I can’t bear the possibilities. The questions flap around me. Will Theodore catch it? Will Anthony catch it? Will my gorgeous baby boy die? Will my husband die? Will everyone catch it? Will there be a cure? When will there be a cure? What if there is never a cure? What if this never ends? Is this the end of the world as we know it?

They started calling it “The Great Male Plague” last week. The tabloids had a field day after the doctor who treated the first patients, Amanda Maclean, did an interview. She said it was the worst virus she had ever seen. She called it the new Plague and it stuck. She says she wasn’t listened to and if Health Protection Scotland had taken her seriously we could have gotten control of it. I don’t know what to think about that.

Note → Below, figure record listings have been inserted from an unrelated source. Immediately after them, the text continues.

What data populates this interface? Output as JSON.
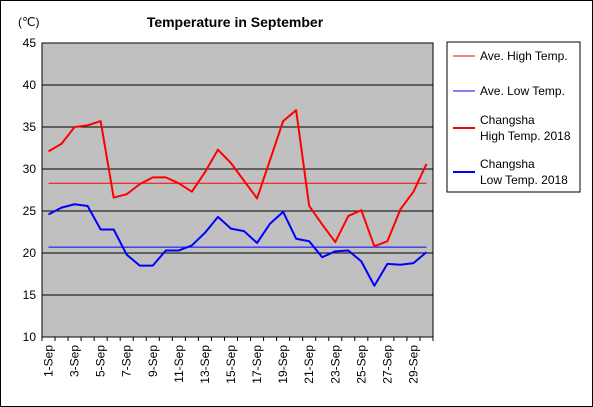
{
  "chart_data": {
    "type": "line",
    "title": "Temperature in September",
    "unit_label": "(℃)",
    "ylim": [
      10,
      45
    ],
    "y_ticks": [
      10,
      15,
      20,
      25,
      30,
      35,
      40,
      45
    ],
    "x": [
      1,
      2,
      3,
      4,
      5,
      6,
      7,
      8,
      9,
      10,
      11,
      12,
      13,
      14,
      15,
      16,
      17,
      18,
      19,
      20,
      21,
      22,
      23,
      24,
      25,
      26,
      27,
      28,
      29,
      30
    ],
    "x_tick_labels": [
      "1-Sep",
      "3-Sep",
      "5-Sep",
      "7-Sep",
      "9-Sep",
      "11-Sep",
      "13-Sep",
      "15-Sep",
      "17-Sep",
      "19-Sep",
      "21-Sep",
      "23-Sep",
      "25-Sep",
      "27-Sep",
      "29-Sep"
    ],
    "grid": true,
    "legend_position": "right",
    "series": [
      {
        "name": "Ave. High Temp.",
        "color": "#ff0000",
        "style": "thin",
        "values": [
          28.3,
          28.3,
          28.3,
          28.3,
          28.3,
          28.3,
          28.3,
          28.3,
          28.3,
          28.3,
          28.3,
          28.3,
          28.3,
          28.3,
          28.3,
          28.3,
          28.3,
          28.3,
          28.3,
          28.3,
          28.3,
          28.3,
          28.3,
          28.3,
          28.3,
          28.3,
          28.3,
          28.3,
          28.3,
          28.3
        ]
      },
      {
        "name": "Ave. Low Temp.",
        "color": "#0000ff",
        "style": "thin",
        "values": [
          20.7,
          20.7,
          20.7,
          20.7,
          20.7,
          20.7,
          20.7,
          20.7,
          20.7,
          20.7,
          20.7,
          20.7,
          20.7,
          20.7,
          20.7,
          20.7,
          20.7,
          20.7,
          20.7,
          20.7,
          20.7,
          20.7,
          20.7,
          20.7,
          20.7,
          20.7,
          20.7,
          20.7,
          20.7,
          20.7
        ]
      },
      {
        "name": "Changsha High Temp. 2018",
        "name_lines": [
          "Changsha",
          "High Temp. 2018"
        ],
        "color": "#ff0000",
        "style": "thick",
        "values": [
          32.1,
          33.0,
          35.0,
          35.2,
          35.7,
          26.6,
          27.0,
          28.2,
          29.0,
          29.0,
          28.3,
          27.3,
          29.6,
          32.3,
          30.7,
          28.6,
          26.5,
          31.1,
          35.7,
          37.0,
          25.6,
          23.4,
          21.3,
          24.4,
          25.1,
          20.8,
          21.4,
          25.2,
          27.3,
          30.6
        ]
      },
      {
        "name": "Changsha Low Temp. 2018",
        "name_lines": [
          "Changsha",
          "Low Temp. 2018"
        ],
        "color": "#0000ff",
        "style": "thick",
        "values": [
          24.6,
          25.4,
          25.8,
          25.6,
          22.8,
          22.8,
          19.8,
          18.5,
          18.5,
          20.3,
          20.3,
          20.9,
          22.4,
          24.3,
          22.9,
          22.6,
          21.2,
          23.5,
          24.9,
          21.7,
          21.4,
          19.5,
          20.2,
          20.3,
          19.0,
          16.1,
          18.7,
          18.6,
          18.8,
          20.1
        ]
      }
    ]
  }
}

You always assume that the people in power will know what to do. Surely they’ve all got it figured out, but I don’t think anyone knows what to do. Nothing like this has ever happened. We’re all blindly stumbling around in the dark and none of us knows a thing.

They’re showing a clip on the TV of one of the trains leaving Glasgow. It looks like a scene from a film. There are people pushing ticket inspectors to one side and shoving themselves onto trains. They’ve all gone mad. The whole world is going mad.

Anthony switches off the TV with a decisive click.

“That’s enough news for tonight,” he says quietly before pulling me into his arms.